Friday, May 19, 2006

Why I'm Surprised to Hear the Movie Is Bad

Dan Brown is a bad writer - bad in one of the two dimensions that you can be a bad writer in. (I think the reason many linguists and other science-types are so surprised Brown's so successful is that their writing only has that one dimension.)

Brown is a bad stylist, as Geoff Pullum has often blogged about over on Language Log (I'm pointing you at the list of his posts There are 17 results now, though some are rehashing it in view of Mark Steyne's rather liberal lifting of Pullum's stuff.., but I digress).
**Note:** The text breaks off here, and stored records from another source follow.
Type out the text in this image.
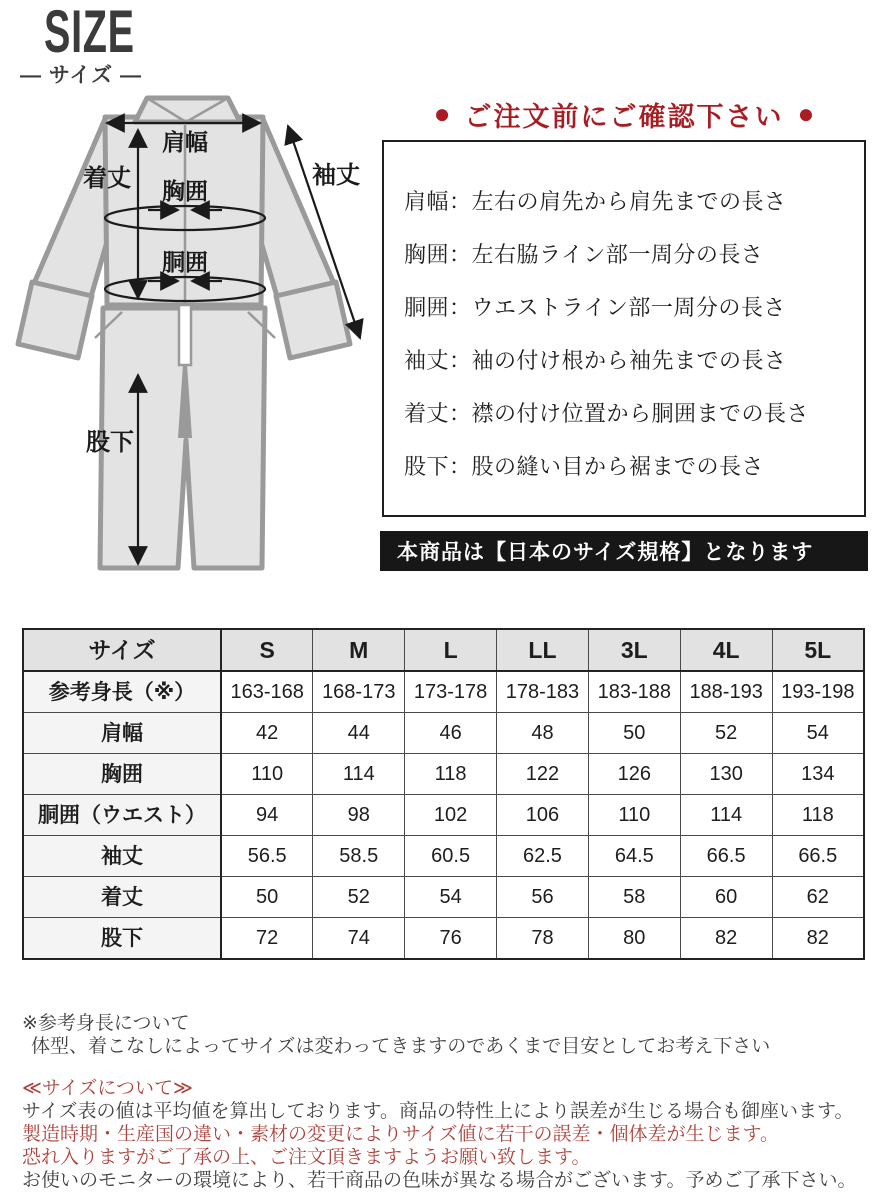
SIZE
— サイズ —
肩幅
着丈 胸囲
胴囲
袖丈
股下
● ご注文前にご確認下さい ●
肩幅：左右の肩先から肩先までの長さ
胸囲：左右脇ライン部一周分の長さ
胴囲：ウエストライン部一周分の長さ
袖丈：袖の付け根から袖先までの長さ
着丈：襟の付け位置から胴囲までの長さ
股下：股の縫い目から裾までの長さ
本商品は【日本のサイズ規格】となります
サイズ	S	M	L	LL	3L	4L	5L
参考身長（※）	163-168	168-173	173-178	178-183	183-188	188-193	193-198
肩幅	42	44	46	48	50	52	54
胸囲	110	114	118	122	126	130	134
胴囲（ウエスト）	94	98	102	106	110	114	118
袖丈	56.5	58.5	60.5	62.5	64.5	66.5	66.5
着丈	50	52	54	56	58	60	62
股下	72	74	76	78	80	82	82
※参考身長について
体型、着こなしによってサイズは変わってきますのであくまで目安としてお考え下さい
≪サイズについて≫
サイズ表の値は平均値を算出しております。商品の特性上により誤差が生じる場合も御座います。
製造時期・生産国の違い・素材の変更によりサイズ値に若干の誤差・個体差が生じます。
恐れ入りますがご了承の上、ご注文頂きますようお願い致します。
お使いのモニターの環境により、若干商品の色味が異なる場合がございます。予めご了承下さい。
His metaphors often make you stop dead, and his syntax is odd - he has a tendency to use the wrong arguments for a verb, as in thinking lecture works like say instead of like talk, for instance (as Pullum points out), and that ridicule does, too (as Pullum doesn't mention): that is to say, he writes things like this:
"Terrorism," the professor had lectured, "has a singular goal." (from A&D)

You are white as a ghost, the inmates ridiculed, as the guards marched him in, naked and cold. (from TDVC)
He's also under the impression that rib takes a that clause instead of an about one. (He's not afraid of the tag said, though, and he's mastered the non-tag speech attribution: he's not a beginning writer, just an awkward one.)
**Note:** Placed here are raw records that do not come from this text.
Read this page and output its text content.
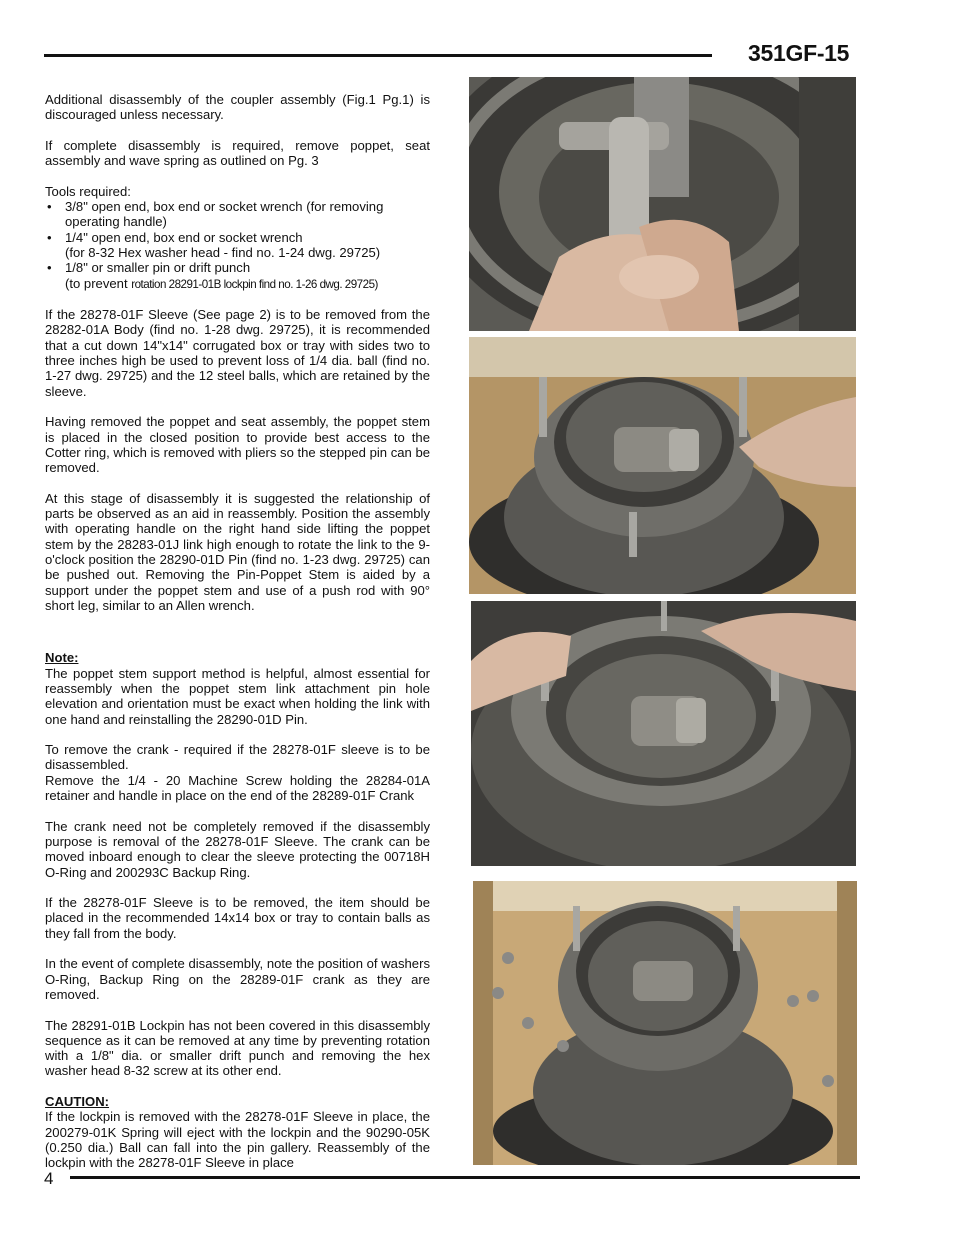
351GF-15

Additional disassembly of the coupler assembly (Fig.1 Pg.1) is discouraged unless necessary.

If complete disassembly is required, remove poppet, seat assembly and wave spring as outlined on Pg. 3

Tools required:
• 3/8" open end, box end or socket wrench (for removing
operating handle)
• 1/4" open end, box end or socket wrench
(for 8-32 Hex washer head - find no. 1-24 dwg. 29725)
• 1/8" or smaller pin or drift punch
(to prevent rotation 28291-01B lockpin find no. 1-26 dwg. 29725)

If the 28278-01F Sleeve (See page 2) is to be removed from the 28282-01A Body (find no. 1-28 dwg. 29725), it is recommended that a cut down 14"x14" corrugated box or tray with sides two to three inches high be used to prevent loss of 1/4 dia. ball (find no. 1-27 dwg. 29725) and the 12 steel balls, which are retained by the sleeve.

Having removed the poppet and seat assembly, the poppet stem is placed in the closed position to provide best access to the Cotter ring, which is removed with pliers so the stepped pin can be removed.

At this stage of disassembly it is suggested the relationship of parts be observed as an aid in reassembly. Position the assembly with operating handle on the right hand side lifting the poppet stem by the 28283-01J link high enough to rotate the link to the 9-o'clock position the 28290-01D Pin (find no. 1-23 dwg. 29725) can be pushed out. Removing the Pin-Poppet Stem is aided by a support under the poppet stem and use of a push rod with 90° short leg, similar to an Allen wrench.

Note:
The poppet stem support method is helpful, almost essential for reassembly when the poppet stem link attachment pin hole elevation and orientation must be exact when holding the link with one hand and reinstalling the 28290-01D Pin.

To remove the crank - required if the 28278-01F sleeve is to be disassembled.
Remove the 1/4 - 20 Machine Screw holding the 28284-01A retainer and handle in place on the end of the 28289-01F Crank

The crank need not be completely removed if the disassembly purpose is removal of the 28278-01F Sleeve. The crank can be moved inboard enough to clear the sleeve protecting the 00718H O-Ring and 200293C Backup Ring.

If the 28278-01F Sleeve is to be removed, the item should be placed in the recommended 14x14 box or tray to contain balls as they fall from the body.

In the event of complete disassembly, note the position of washers O-Ring, Backup Ring on the 28289-01F crank as they are removed.

The 28291-01B Lockpin has not been covered in this disassembly sequence as it can be removed at any time by preventing rotation with a 1/8" dia. or smaller drift punch and removing the hex washer head 8-32 screw at its other end.

CAUTION:
If the lockpin is removed with the 28278-01F Sleeve in place, the 200279-01K Spring will eject with the lockpin and the 90290-05K (0.250 dia.) Ball can fall into the pin gallery. Reassembly of the lockpin with the 28278-01F Sleeve in place

4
I did want to say that there are things Brown does that Pullum doesn't mention, like my favorite (though it's from Angels and Demons not The DaVinci Code:)
[Langdon is visiting CERN.] ...a young man jogged by. His T-shirt proclaimed the message: NO GUT, NO GLORY!
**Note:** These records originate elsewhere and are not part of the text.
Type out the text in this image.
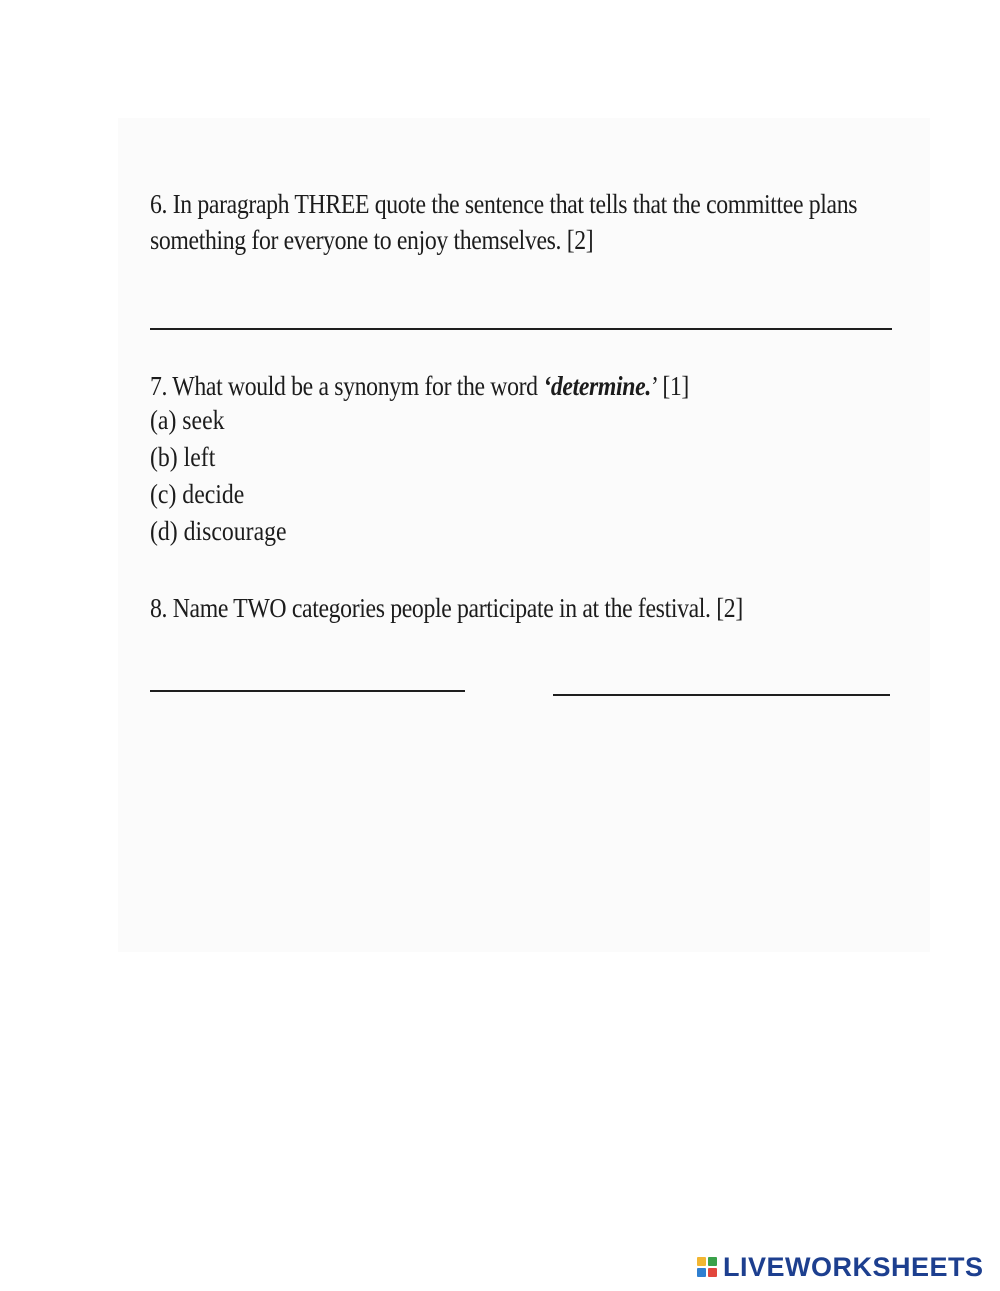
6. In paragraph THREE quote the sentence that tells that the committee plans
something for everyone to enjoy themselves. [2]
7. What would be a synonym for the word ‘determine.’ [1]
(a) seek
(b) left
(c) decide
(d) discourage
8. Name TWO categories people participate in at the festival. [2]
LIVEWORKSHEETS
Langdon looked after him, mystified. "Gut?"

"Grand Unified Theory," Kohler quipped. "The theory of everything."
Quipped? That's a quip?

Okay, that's not a problem with syntax. So try this one:
Langdon watched, detached, his mind churning circles like the [helicopter's] blades, wondering if a full night's sleep would make his current disorientation any clearer. Somehow, he doubted it.
To churn circles means to produce circles by vigorous activity. Langdon's mind is producing circles? I think Brown meant churning in circles. Much stranger, though, is the make his disorientation any clearer. When you 'make X (any) more Y' X must have been Y to start with. And, first, what is a 'clear disorientation'? I think it can only be an 'obvious' one. And probably a full night's sleep would have indeed not made Langdon any more clearly disoriented. But I don't think that's what Brown meant. I think what Brown wanted wasn't clear but clear up: would a full night's sleep have cleared up his disorientation any? Syntax.

Also, Brown has a tendency to leap out of the limited 3rd person point-of-view for one brief paragraph, which is disorienting - for instance, in that same scene in A&D, where Langdon is meeting Kohler for the first time, not even having known the man existed two hours earlier. Suddenly, in the midst of a story being narrated strictly from Langdon's viewpoint, we get told this:
Maximilian Kohler, director general of CERN, was known behind his back as König—King. It was a title of fear more than reverence for the figure who ruled over his domain from a wheelchair throne. Although few knew him personally, the horrific story of how he had been crippled was lore at CERN, and there were few who blamed him for his bitterness...nor for his sworn dedication to pure science.
(Actually, speaking of syntax, the use of sworn is a bit strange there, and the use of nor is simply wrong.)

But the main thing is, that Langdon cannot possibly know this, and yet we are supposedly seeing the whole thing through Langdon's eyes. Desire to give the reader more information than the POV subject can know leads to this ... but it jars.

Anyway, the thing is, Brown is a bad writer in the technique of writing.

But he's a damned fine storyteller. He can spin a yarn like nobody's business.

I was really looking forward to seeing the story without the narration.

(I'll probably go anyway. Sir Ian MacKellan is always worth my time.)